Factor360I enjoy the work that I do for Factor360 for the most part, but after five years, the work has become routine and mostly involves supporting the many projects that I’ve built. I’m very happy with what I’ve accomplished during my five years at Factor360. I built a content management system that now powers about 150 different websites and built several software systems for happy customers, but it’s time for a new chapter in my life.

There’s no question that my business is ready to provide a full-time income for Karine, Micah and myself. My company has produced more income for our family than my position at Factor360 since 2009. My business is now diversified and isn’t dependent upon the good graces of Google, Apple or any other big company to remain profitable.

To prepare for the entrepreneurial leap, I took several steps. First, I gave myself a raise so that I would receive a paycheck that covers our monthly expenses.

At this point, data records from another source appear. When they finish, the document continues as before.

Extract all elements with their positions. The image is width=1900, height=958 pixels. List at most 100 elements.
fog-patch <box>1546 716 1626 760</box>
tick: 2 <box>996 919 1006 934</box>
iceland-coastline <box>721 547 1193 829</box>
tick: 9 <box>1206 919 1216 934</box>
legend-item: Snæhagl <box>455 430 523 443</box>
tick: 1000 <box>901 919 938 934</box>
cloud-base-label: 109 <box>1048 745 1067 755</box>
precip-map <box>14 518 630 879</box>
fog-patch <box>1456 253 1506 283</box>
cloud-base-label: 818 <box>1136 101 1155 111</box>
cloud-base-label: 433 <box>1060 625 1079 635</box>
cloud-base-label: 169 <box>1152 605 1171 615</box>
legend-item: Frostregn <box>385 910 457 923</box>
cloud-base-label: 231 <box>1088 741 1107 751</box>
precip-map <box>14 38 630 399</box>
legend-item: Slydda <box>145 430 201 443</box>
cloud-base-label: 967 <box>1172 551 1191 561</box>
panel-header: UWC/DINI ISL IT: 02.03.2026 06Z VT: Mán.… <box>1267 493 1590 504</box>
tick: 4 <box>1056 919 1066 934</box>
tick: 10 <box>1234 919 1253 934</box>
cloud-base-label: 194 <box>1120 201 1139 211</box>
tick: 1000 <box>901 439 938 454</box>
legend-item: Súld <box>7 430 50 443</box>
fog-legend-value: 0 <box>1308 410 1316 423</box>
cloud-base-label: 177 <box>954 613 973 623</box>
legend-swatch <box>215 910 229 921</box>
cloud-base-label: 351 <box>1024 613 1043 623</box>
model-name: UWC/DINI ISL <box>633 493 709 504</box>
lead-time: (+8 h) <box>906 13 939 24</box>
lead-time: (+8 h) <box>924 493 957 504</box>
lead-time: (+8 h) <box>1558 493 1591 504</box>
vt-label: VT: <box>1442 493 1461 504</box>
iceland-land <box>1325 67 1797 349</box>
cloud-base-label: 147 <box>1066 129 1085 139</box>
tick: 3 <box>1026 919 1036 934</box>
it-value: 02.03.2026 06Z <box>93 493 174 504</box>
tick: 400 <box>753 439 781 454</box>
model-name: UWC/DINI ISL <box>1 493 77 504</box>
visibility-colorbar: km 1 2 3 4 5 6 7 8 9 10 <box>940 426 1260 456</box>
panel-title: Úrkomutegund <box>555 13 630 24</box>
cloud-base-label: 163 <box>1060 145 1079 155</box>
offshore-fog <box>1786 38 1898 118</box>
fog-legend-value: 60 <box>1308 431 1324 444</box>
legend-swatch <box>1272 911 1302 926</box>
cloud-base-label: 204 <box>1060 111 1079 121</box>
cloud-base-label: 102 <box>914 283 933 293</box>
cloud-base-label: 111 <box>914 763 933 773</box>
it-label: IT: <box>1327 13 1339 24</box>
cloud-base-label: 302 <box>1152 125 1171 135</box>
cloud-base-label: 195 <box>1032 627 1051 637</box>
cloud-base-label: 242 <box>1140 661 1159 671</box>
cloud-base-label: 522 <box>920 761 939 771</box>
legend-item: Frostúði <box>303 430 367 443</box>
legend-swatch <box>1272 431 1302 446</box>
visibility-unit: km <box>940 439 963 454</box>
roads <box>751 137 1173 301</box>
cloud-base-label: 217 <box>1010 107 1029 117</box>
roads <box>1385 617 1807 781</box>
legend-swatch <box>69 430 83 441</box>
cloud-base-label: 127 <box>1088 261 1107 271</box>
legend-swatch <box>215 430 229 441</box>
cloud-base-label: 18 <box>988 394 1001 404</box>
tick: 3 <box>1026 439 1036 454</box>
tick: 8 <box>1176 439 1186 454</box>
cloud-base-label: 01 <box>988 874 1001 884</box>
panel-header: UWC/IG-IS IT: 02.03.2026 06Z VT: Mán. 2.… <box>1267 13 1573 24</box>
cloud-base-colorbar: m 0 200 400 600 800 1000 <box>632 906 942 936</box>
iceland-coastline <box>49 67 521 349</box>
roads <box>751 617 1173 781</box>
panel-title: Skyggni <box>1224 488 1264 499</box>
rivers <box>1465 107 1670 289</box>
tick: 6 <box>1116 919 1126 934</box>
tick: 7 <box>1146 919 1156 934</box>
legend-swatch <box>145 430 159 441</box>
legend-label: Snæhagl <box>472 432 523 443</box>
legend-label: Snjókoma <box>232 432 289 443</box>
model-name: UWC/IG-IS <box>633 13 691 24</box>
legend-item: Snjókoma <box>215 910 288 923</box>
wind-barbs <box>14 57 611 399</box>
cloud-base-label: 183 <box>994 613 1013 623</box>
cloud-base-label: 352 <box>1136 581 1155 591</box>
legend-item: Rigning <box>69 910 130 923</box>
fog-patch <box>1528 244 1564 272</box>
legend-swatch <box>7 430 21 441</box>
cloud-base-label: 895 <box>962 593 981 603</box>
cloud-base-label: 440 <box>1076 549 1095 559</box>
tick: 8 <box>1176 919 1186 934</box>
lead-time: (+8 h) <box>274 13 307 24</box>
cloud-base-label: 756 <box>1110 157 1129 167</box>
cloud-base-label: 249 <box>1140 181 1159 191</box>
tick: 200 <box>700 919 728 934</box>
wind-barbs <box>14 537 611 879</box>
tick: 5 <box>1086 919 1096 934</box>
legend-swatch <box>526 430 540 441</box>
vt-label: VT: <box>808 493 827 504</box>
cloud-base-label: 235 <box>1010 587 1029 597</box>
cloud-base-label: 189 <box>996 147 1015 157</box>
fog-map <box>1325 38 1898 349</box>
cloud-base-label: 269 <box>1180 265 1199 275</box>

My business now has 12 months’ of expenses saved as retained earnings and Karine and I have a sizable emergency fund. We have no debt. I setup a new health insurance policy with help of a broker (Jesse Haller at Compass Financial Group), since Factor360 is too small to be covered by COBRA.

As part of the transition, I want to leave well at Factor360 and don’t plan on burning any bridges. I provided four weeks’ notice instead of the customary two. I setup plans to provide appropriate documentation for the projects that I had worked on and offered to be available via email to answer questions on a limited basis after my official term of employment is complete. I had a meeting with my immediate supervisor to plan what projects I could finish up in my remaining four weeks. Since I do software development for Factor360, I also set the expectations for what availability I would have for consulting in the future.

As of the writing of this post, I have just under four weeks of work left at Factor360. My plans for the immediate future include spending more time with my wife and my new son and graduating from seminary in the spring. I also have some plans to grow my business, but it won’t be a substantial focus until I graduate seminary.